In hoofdstuk X noemt hij 6 typen van vlechtwerk en beschrijft hij het maaksel van pagalen, mandjes, bakjes, kassave-pers en -zeef, waaiers en draagkorven van de Ojana's; van pagaal, waaieren draagkorf van de Trio's. De door vrouwen gebruikte draagkorven zijn van riet; die voor de mannen van palmblad gemaakt.

Litt. Walter E. Roth. Some technical notes from the Pomeroon district, Brit. Guiana (The journal of the royal anthropological institute of Gr. Brit. and Ireland, XXXIX, 1909, 26 v. met 10 pl. - Kappler, Surinam, 1887, 227. - J.E. Jasper.

Indiaansche en Indische vlechtkunst (Elsevier's maandschr. XLII, 1911,428 v). - Jhr. L.C. van Panhuys, Tentoonst. van Ind. kunstnijverheid, 4de gr. O. en W. Ind. vlechtwerk enz., 1902, 77 v. - Joest. Ethnogr. u.
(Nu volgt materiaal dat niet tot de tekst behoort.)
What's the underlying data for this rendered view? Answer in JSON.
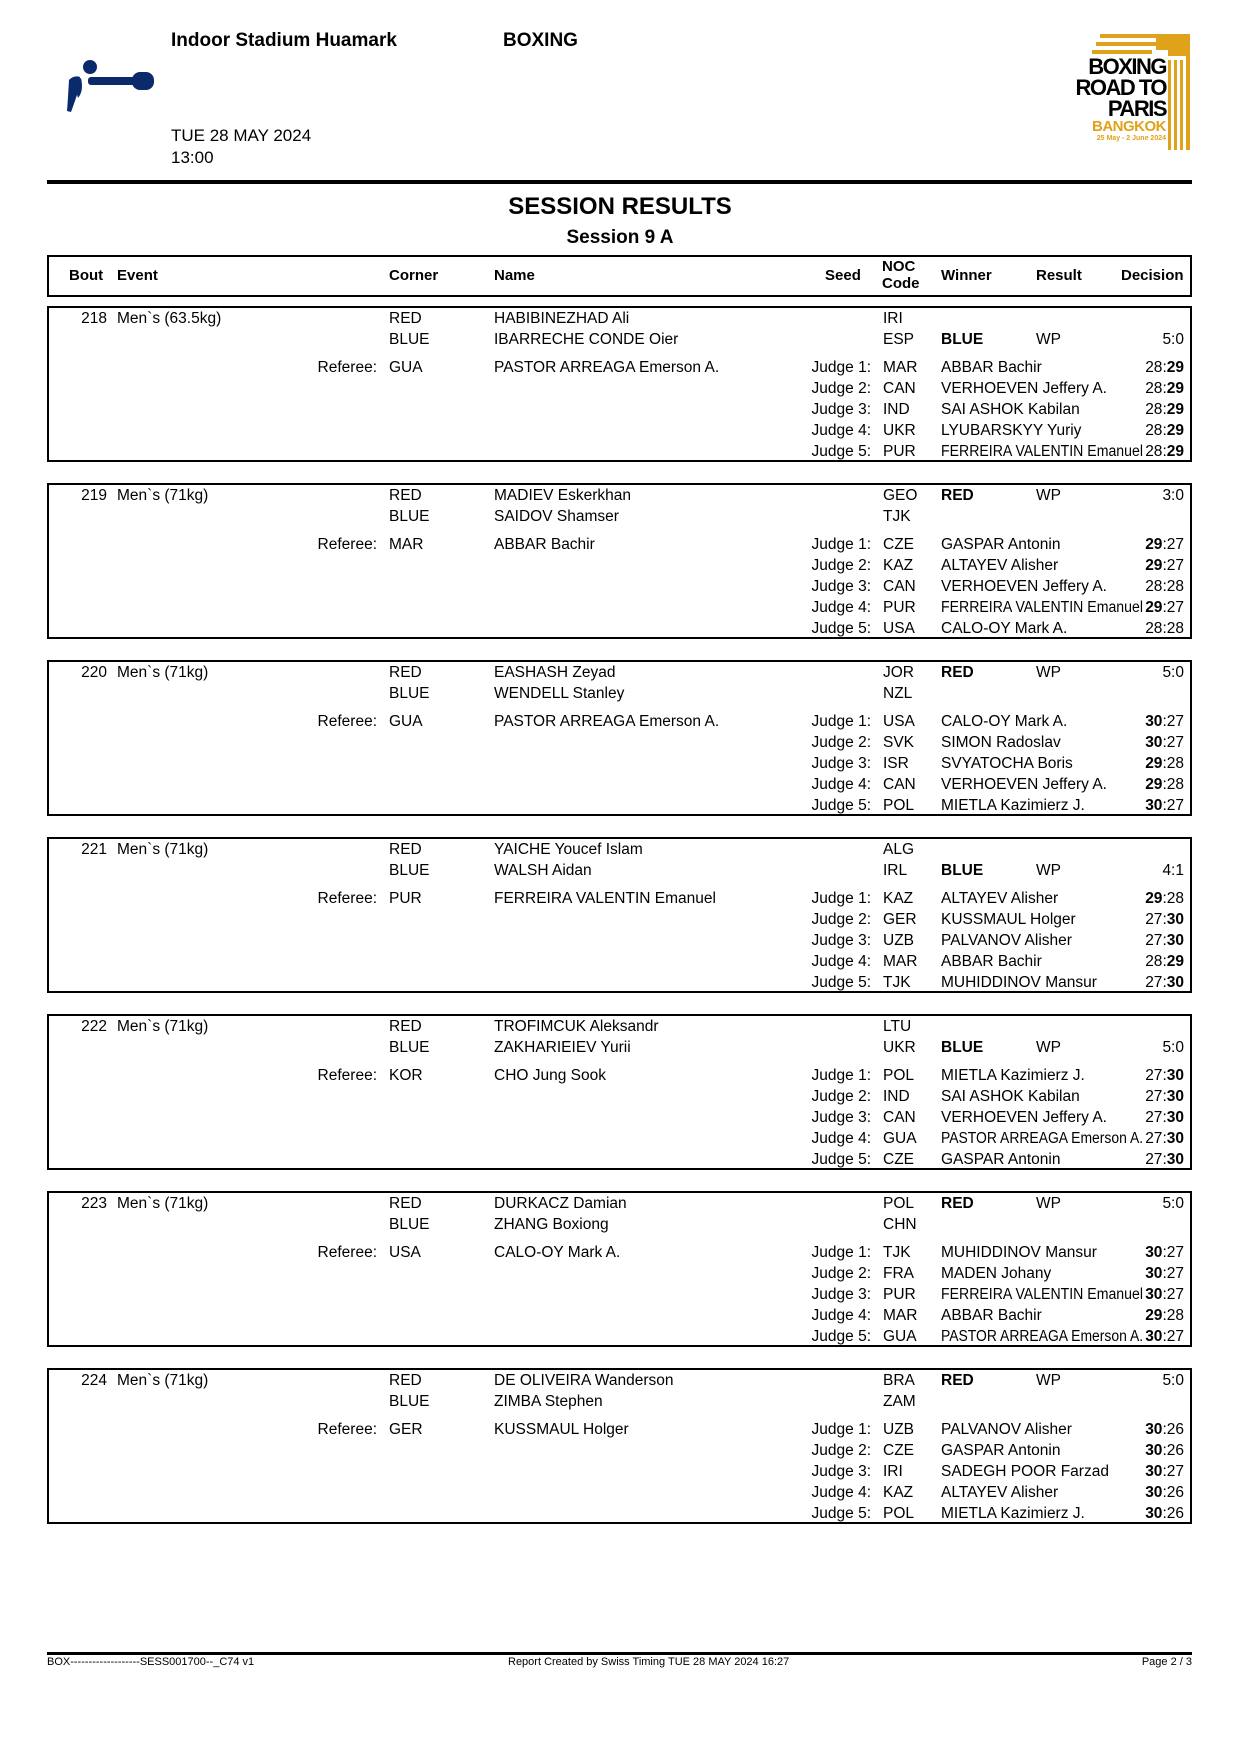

Verwandtes aus Guayana, 1893, 89 v. - Jhr. L.C. van Panhuys. Proeve eener verklaring v.d. ornamentiek van de Ind. in Guyana (Intern. Arch. f. Ethnogr. XI, 1898). - Max Schmidt.

Ableitung Südamerikanischer Geflechtsmuster aus der Technik des Flechtens (Z.f. Ethn. 1904). - Otis Tufton Mason, Aboriginal American basketry: Studies in textile art without machinery (Publ. Smithsonian Institut. no. 128, 1904). - C.H. de Goeje in zijn boven aangehaalde studie, waarin men nog andere schrijvers vermeld vindt. - Zie verder Bened. Ind. 106; Bovenl. Ind. 172, 173, 176.